Profesionales del sector se manifiestan en Bilbao para reivindicar que ellos no son culpables de la situación

Ansiedad e incertidumbre son las dos palabras más recurrentes para describir el estado anímico de los hosteleros desde el pasado marzo. Desde el viernes, el sector se ha visto abocado al cierre una vez más. Un cerrojazo que afrontan en pie de guerra. Medio millar de profesionales se manifestó ayer por las calles de Bilbao bajo el lema La hostelería no es culpable. Nos estáis matando. "Es un problema al que el Estado lleva más de un año si darle solución. Por mucho que nos cierren los contagios siguen subiendo", evidenció ayer, poco antes de que la concentración partiera, Ihintza Torres, propietaria de Zulo Taberna y portavoz de la movilización.

"En hostelería se dan menos de un 3% de los contagios pero siempre nos culpabilizan a nosotros cuando suben los positivos.

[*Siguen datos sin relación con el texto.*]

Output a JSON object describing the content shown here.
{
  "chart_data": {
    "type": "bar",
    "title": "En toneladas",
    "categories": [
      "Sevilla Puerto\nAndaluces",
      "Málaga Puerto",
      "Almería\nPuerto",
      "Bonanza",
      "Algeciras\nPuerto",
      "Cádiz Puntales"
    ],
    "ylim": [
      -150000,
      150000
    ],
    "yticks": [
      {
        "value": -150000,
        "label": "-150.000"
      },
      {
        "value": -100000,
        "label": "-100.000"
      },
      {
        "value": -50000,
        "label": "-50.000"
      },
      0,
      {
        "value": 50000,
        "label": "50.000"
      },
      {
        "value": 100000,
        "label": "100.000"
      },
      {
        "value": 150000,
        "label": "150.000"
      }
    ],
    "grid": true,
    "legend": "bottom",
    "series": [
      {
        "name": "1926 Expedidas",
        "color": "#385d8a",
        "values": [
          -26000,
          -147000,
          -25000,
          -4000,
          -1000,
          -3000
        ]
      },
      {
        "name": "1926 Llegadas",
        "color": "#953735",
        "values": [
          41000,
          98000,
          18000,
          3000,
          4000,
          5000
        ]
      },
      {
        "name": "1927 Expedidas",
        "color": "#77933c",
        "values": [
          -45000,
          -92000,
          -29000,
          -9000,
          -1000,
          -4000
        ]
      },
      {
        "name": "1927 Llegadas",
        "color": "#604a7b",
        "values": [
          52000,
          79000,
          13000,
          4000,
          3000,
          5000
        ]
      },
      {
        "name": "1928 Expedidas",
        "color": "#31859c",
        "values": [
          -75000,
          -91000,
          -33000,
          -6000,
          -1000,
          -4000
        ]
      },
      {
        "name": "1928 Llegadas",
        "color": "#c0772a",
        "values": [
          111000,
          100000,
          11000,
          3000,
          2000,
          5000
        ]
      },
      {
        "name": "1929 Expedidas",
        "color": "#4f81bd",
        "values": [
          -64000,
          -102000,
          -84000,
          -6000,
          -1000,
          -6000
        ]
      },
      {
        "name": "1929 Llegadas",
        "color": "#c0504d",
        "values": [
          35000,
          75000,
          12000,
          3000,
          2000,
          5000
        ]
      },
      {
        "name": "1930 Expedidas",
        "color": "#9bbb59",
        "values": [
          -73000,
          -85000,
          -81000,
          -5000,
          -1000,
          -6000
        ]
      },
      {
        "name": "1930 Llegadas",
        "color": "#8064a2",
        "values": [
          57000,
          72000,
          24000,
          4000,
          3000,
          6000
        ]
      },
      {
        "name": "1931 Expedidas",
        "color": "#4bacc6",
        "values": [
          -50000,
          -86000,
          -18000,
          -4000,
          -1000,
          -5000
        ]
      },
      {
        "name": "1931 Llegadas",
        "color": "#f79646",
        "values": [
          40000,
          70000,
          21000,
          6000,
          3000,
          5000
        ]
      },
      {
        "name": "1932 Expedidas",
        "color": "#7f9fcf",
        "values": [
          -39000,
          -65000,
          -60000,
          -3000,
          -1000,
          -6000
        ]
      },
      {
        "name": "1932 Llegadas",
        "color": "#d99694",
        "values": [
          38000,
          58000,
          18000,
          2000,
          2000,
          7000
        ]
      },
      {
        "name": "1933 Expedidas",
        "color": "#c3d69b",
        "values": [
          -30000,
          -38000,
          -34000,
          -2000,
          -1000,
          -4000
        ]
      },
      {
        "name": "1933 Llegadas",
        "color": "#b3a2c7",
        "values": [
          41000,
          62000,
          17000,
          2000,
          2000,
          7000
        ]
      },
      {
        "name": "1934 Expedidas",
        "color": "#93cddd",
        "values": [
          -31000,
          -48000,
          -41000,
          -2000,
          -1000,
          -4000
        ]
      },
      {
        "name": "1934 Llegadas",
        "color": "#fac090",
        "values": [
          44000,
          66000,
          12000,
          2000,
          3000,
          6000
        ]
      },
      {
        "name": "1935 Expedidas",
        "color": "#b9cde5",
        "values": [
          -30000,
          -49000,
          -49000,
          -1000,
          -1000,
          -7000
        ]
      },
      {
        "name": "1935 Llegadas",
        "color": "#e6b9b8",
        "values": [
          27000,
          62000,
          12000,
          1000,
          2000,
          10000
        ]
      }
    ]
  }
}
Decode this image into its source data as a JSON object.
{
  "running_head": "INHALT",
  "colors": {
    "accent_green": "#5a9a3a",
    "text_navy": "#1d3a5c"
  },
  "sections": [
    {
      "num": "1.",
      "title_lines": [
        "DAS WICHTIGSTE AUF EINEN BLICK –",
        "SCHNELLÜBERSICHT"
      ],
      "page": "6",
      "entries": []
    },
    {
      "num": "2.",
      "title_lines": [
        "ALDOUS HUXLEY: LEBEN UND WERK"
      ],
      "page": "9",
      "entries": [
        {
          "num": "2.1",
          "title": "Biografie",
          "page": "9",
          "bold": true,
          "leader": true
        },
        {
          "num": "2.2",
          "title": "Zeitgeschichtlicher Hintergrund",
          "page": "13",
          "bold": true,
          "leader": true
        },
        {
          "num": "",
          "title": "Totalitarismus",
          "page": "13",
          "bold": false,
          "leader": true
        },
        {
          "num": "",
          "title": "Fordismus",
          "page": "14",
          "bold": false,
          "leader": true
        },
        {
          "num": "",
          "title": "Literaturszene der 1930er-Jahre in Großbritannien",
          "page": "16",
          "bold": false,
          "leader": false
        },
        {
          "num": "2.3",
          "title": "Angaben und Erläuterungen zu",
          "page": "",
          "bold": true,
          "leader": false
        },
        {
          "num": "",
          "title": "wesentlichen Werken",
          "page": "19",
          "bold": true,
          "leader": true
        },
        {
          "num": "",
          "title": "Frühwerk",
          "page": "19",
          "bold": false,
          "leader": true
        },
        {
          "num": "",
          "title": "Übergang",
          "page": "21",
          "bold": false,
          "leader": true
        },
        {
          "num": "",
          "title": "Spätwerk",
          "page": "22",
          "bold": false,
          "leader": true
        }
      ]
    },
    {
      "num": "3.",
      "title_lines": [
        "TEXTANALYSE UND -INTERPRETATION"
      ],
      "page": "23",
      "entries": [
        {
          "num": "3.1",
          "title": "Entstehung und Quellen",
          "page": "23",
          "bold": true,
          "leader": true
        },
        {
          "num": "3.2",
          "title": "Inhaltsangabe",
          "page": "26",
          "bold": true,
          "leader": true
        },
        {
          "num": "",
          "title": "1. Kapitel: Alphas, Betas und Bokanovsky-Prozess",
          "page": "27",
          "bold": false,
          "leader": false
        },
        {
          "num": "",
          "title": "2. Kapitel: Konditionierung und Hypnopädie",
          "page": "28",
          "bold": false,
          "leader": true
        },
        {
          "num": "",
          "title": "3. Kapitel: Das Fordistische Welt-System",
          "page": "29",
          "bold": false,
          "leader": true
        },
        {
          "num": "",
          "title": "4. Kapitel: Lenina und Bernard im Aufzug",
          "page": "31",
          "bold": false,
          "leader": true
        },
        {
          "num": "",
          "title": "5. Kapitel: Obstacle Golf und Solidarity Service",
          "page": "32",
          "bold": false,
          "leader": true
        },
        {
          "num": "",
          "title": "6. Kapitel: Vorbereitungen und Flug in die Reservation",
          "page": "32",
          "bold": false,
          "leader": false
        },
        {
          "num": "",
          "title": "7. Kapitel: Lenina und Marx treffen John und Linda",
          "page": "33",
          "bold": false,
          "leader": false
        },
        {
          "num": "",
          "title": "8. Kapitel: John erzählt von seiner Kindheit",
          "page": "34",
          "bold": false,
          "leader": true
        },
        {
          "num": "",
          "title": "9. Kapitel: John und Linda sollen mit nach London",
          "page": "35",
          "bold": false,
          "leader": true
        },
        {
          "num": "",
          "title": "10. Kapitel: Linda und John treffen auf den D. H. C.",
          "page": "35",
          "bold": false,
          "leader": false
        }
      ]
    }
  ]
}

Después de salvar el verano nos cerraron, y ahora que han salvado las navidades nos vuelven a cerrar", aseveró la hostelera, quien considera que cerrar los bares y restaurantes no es una solución porque "la gente hace botellón". En ese sentido, también se mostró muy crítica con el toque de queda. "Cuanto más limitan el horario, más se complica la situación, porque la gente quiere ir a los bares y se forman más aglomeraciones en menos tiempo. Desde que ha cerrado el ocio nocturno hay muchos más contagios", consideró Torres, quien afirmó que las ayudas con "una migaja" ya que "las deudas de los bares son como mínimo de 3.000 euros, pero la mayoría tienen agujeros de 5.000 a 20.000 al mes".

Antes de que la marcha de medio millar de personas partiera hacia el ayuntamiento, Belén Medel, propietaria del bar RocknRolla de Santutxu, corroboraba que las subvenciones son insuficientes. Ella ha cobrado 3.000 euros de la Diputación Foral de Bizkaia. "Me ha venido genial, pero es para pagar a los gigantes: la hipoteca, Iberdrola y facturas que no he podido abonar desde marzo", reveló esta autónoma, que ahora ni siquiera puede abrir para dar cafés, porque necesita un permiso especial. "Nos están castigando desde marzo, sin ningún tipo de base científica que diga que somos nosotros los que provocamos los contagios", señaló la hostelera, que apuntó que además de sus familias hay otros sectores que indirectamente dependen de su actividad. "Hay que seguir peleando, es súper injusto lo que nos están haciendo", afirmaba, sosteniendo un cartel de protesta.

La misma impotencia siente Sergio González, dueño del bar restaurante Txelus. "La pérdida económica es irreparable, el dinero va y viene, pero estar abriendo y cerrando es un estrés", exponía este hostelero de la zona de San Mamés, quien considera que las autoridades no les tienen en cuenta a la hora de tomar sus decisiones. "Tienes que pagar todo pero no te dejan trabajar. Matemáticamente es inviable", apuntó tras declarar que el volumen de clientela de los últimos meses ha sido "ridículo", ya que su negocio depende de trabajadores que actualmente están teletrabajando. González tiene dos empleados en ERTE. "Y yo llevo siete meses trabajando 15 horas para cubrir gastos. Hay meses que no lo consigo", añadió.

Según destacaron, el volumen de gente que se acercó a la manifestación fue inferior a otras ocasiones debido al confinamiento perimetral de municipios que impide que otros hosteleros vizcainos se desplacen a la capital. Los manifestantes marcharon entre gritos de Hostelería aurrera separados en diferentes hileras. En el comunicado leído frente a la casa consistorial solicitaron la dimisión del lehendakari, Iñigo Urkullu, al considerarlo máximo responsable de su situación.